What has driven performance in CY08?
  • Nestle reported a topline growth of 22% YoY during 4QCY08. For the full year, the sales are higher by 23% YoY. This was the eighth consecutive quarter when the company reported a topline growth of more than 20% YoY. Domestic sales for the year increased by 25.6% YoY due to increase in volumes as well as realisations. To offset the higher input prices, the company had taken price hikes. Exports however saw a muted growth of 2.6% YoY is mainly due to the depreciation of the rupee. The company’s sales growth performance is higher than our estimates by 3%.

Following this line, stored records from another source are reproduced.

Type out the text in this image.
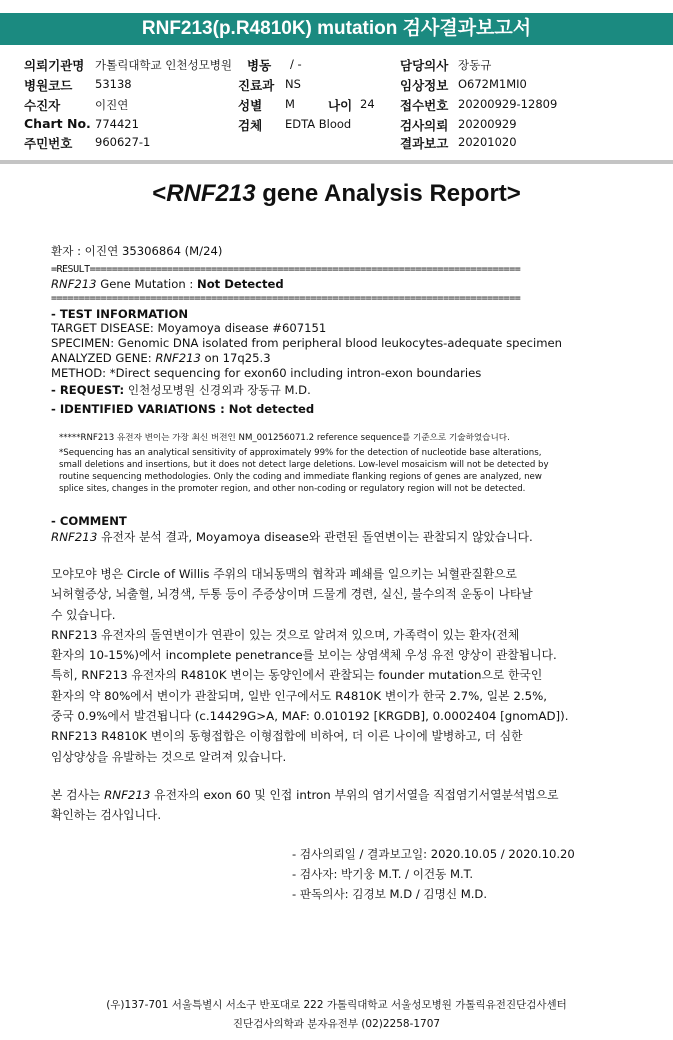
RNF213(p.R4810K) mutation 검사결과보고서
의뢰기관명 가톨릭대학교 인천성모병원 병동 / -	담당의사 장동규
병원코드 53138	진료과 NS	임상정보 O672M1MI0
수진자	이진연	성별 M	나이 24 접수번호 20200929-12809
Chart No. 774421	검체 EDTA Blood	검사의뢰 20200929
주민번호 960627-1	결과보고 20201020
<RNF213 gene Analysis Report>
환자 : 이진연 35306864 (M/24)
=RESULT==============================================================================
RNF213 Gene Mutation : Not Detected
=====================================================================================
- TEST INFORMATION
TARGET DISEASE: Moyamoya disease #607151
SPECIMEN: Genomic DNA isolated from peripheral blood leukocytes-adequate specimen
ANALYZED GENE: RNF213 on 17q25.3
METHOD: *Direct sequencing for exon60 including intron-exon boundaries
- REQUEST: 인천성모병원 신경외과 장동규 M.D.
- IDENTIFIED VARIATIONS : Not detected
*****RNF213 유전자 변이는 가장 최신 버전인 NM_001256071.2 reference sequence를 기준으로 기술하였습니다.
*Sequencing has an analytical sensitivity of approximately 99% for the detection of nucleotide base alterations,
small deletions and insertions, but it does not detect large deletions. Low-level mosaicism will not be detected by
routine sequencing methodologies. Only the coding and immediate flanking regions of genes are analyzed, new
splice sites, changes in the promoter region, and other non-coding or regulatory region will not be detected.
- COMMENT
RNF213 유전자 분석 결과, Moyamoya disease와 관련된 돌연변이는 관찰되지 않았습니다.
모야모야 병은 Circle of Willis 주위의 대뇌동맥의 협착과 폐쇄를 일으키는 뇌혈관질환으로
뇌허혈증상, 뇌출혈, 뇌경색, 두통 등이 주증상이며 드물게 경련, 실신, 불수의적 운동이 나타날
수 있습니다.
RNF213 유전자의 돌연변이가 연관이 있는 것으로 알려져 있으며, 가족력이 있는 환자(전체
환자의 10-15%)에서 incomplete penetrance를 보이는 상염색체 우성 유전 양상이 관찰됩니다.
특히, RNF213 유전자의 R4810K 변이는 동양인에서 관찰되는 founder mutation으로 한국인
환자의 약 80%에서 변이가 관찰되며, 일반 인구에서도 R4810K 변이가 한국 2.7%, 일본 2.5%,
중국 0.9%에서 발견됩니다 (c.14429G>A, MAF: 0.010192 [KRGDB], 0.0002404 [gnomAD]).
RNF213 R4810K 변이의 동형접합은 이형접합에 비하여, 더 이른 나이에 발병하고, 더 심한
임상양상을 유발하는 것으로 알려져 있습니다.
본 검사는 RNF213 유전자의 exon 60 및 인접 intron 부위의 염기서열을 직접염기서열분석법으로
확인하는 검사입니다.
- 검사의뢰일 / 결과보고일: 2020.10.05 / 2020.10.20
- 검사자: 박기웅 M.T. / 이건동 M.T.
- 판독의사: 김경보 M.D / 김명신 M.D.
(우)137-701 서울특별시 서소구 반포대로 222 가톨릭대학교 서울성모병원 가톨릭유전진단검사센터
진단검사의학과 분자유전부 (02)2258-1707
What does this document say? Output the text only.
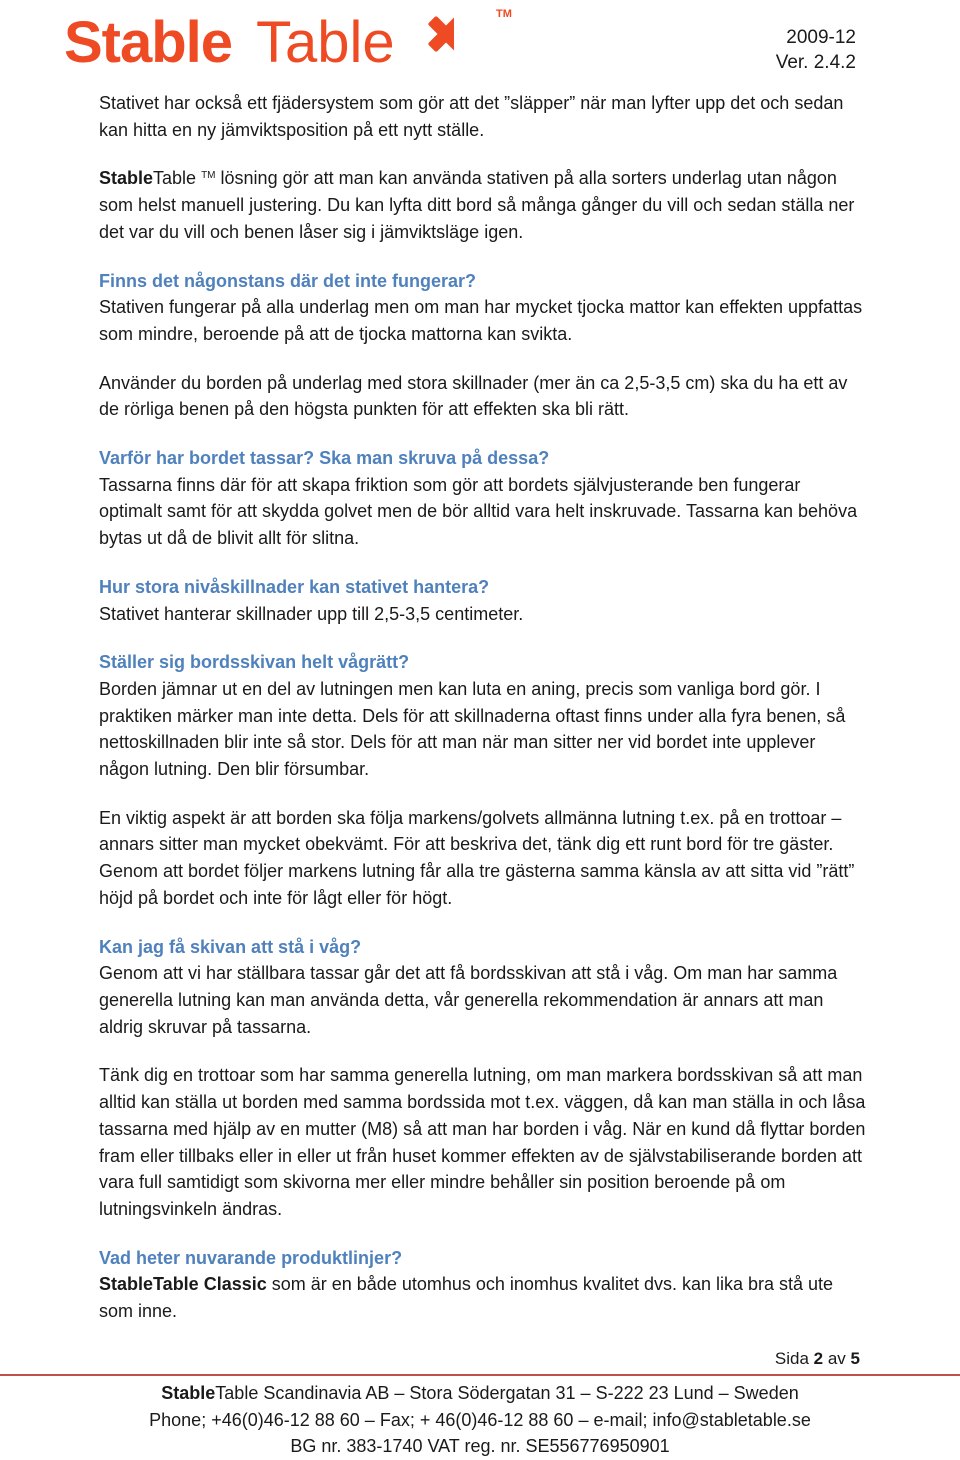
Stable Table	TM
2009-12
Ver. 2.4.2

Stativet har också ett fjädersystem som gör att det ”släpper” när man lyfter upp det och sedan kan hitta en ny jämviktsposition på ett nytt ställe.

StableTable ™ lösning gör att man kan använda stativen på alla sorters underlag utan någon som helst manuell justering. Du kan lyfta ditt bord så många gånger du vill och sedan ställa ner det var du vill och benen låser sig i jämviktsläge igen.

Finns det någonstans där det inte fungerar?
Stativen fungerar på alla underlag men om man har mycket tjocka mattor kan effekten uppfattas som mindre, beroende på att de tjocka mattorna kan svikta.

Använder du borden på underlag med stora skillnader (mer än ca 2,5-3,5 cm) ska du ha ett av de rörliga benen på den högsta punkten för att effekten ska bli rätt.

Varför har bordet tassar? Ska man skruva på dessa?
Tassarna finns där för att skapa friktion som gör att bordets självjusterande ben fungerar optimalt samt för att skydda golvet men de bör alltid vara helt inskruvade. Tassarna kan behöva bytas ut då de blivit allt för slitna.

Hur stora nivåskillnader kan stativet hantera?
Stativet hanterar skillnader upp till 2,5-3,5 centimeter.

Ställer sig bordsskivan helt vågrätt?
Borden jämnar ut en del av lutningen men kan luta en aning, precis som vanliga bord gör. I praktiken märker man inte detta. Dels för att skillnaderna oftast finns under alla fyra benen, så nettoskillnaden blir inte så stor. Dels för att man när man sitter ner vid bordet inte upplever någon lutning. Den blir försumbar.

En viktig aspekt är att borden ska följa markens/golvets allmänna lutning t.ex. på en trottoar – annars sitter man mycket obekvämt. För att beskriva det, tänk dig ett runt bord för tre gäster. Genom att bordet följer markens lutning får alla tre gästerna samma känsla av att sitta vid ”rätt” höjd på bordet och inte för lågt eller för högt.

Kan jag få skivan att stå i våg?
Genom att vi har ställbara tassar går det att få bordsskivan att stå i våg. Om man har samma generella lutning kan man använda detta, vår generella rekommendation är annars att man aldrig skruvar på tassarna.

Tänk dig en trottoar som har samma generella lutning, om man markera bordsskivan så att man alltid kan ställa ut borden med samma bordssida mot t.ex. väggen, då kan man ställa in och låsa tassarna med hjälp av en mutter (M8) så att man har borden i våg. När en kund då flyttar borden fram eller tillbaks eller in eller ut från huset kommer effekten av de självstabiliserande borden att vara full samtidigt som skivorna mer eller mindre behåller sin position beroende på om lutningsvinkeln ändras.

Vad heter nuvarande produktlinjer?
StableTable Classic som är en både utomhus och inomhus kvalitet dvs. kan lika bra stå ute som inne.

Sida 2 av 5
StableTable Scandinavia AB – Stora Södergatan 31 – S-222 23 Lund – Sweden
Phone; +46(0)46-12 88 60 – Fax; + 46(0)46-12 88 60 – e-mail; info@stabletable.se
BG nr. 383-1740 VAT reg. nr. SE556776950901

  • The operating margins during the quarter improved by 2.1% YoY. Lower other expenses (as a percent of sales) led to the improvement in margins. The company had taken price increases and cost optimisation initiatives to offset the steep increase in cost of inputs like milk solids, green coffee, fuels and vegetable fat. For the full year, the margins were stable at 20.2%. We had estimated the full year operating margins at 19.9%. The company’s performance is therefore marginally higher than our estimates.

    Cost break-up
    As a % of net sales 4QCY07 4QCY08 CY07 CY08
    Total Cost of goods 47.5% 47.1% 48.0% 48.5%
    Staff Cost 7.3% 7.6% 7.7% 7.3%
    Other Expenditure 27.3% 25.6% 24.3% 24.0%

  • The net profits improved by 29% YoY during 4QCY08. Higher operating profits and other income led to the strong growth. For the full year, the profits excluding the extraordinary item (additional employee cost) is up 9% YoY. On account of tax holiday for its Pantnagar factory, the effective tax rate stood at 29.7% compared to 33.2% in CY07.

What to expect?
At Rs 1,445, the stock is trading at a multiple of 19.7 times our CY10 estimates. While CY08 has been a very good year, the management expects 2009 to be relatively more difficult. Nestle has been consistence in introducing differentiated product innovations and renovations and has a strong support from its parent which today is the world's biggest food and beverage company. Nestle India is planning to invest Rs.6 bn in the year 2009 in India for new research and development, advertising and capacity building. It is also increasing its focus on the ’Bottom of the Pyramid’ with price-pointed products (PPP) and small SKUs in existing brands. On account of its presence in low penetrated and high growth categories aided by powerful brands, the company is expected to continue to do well. We remain positive on the stock.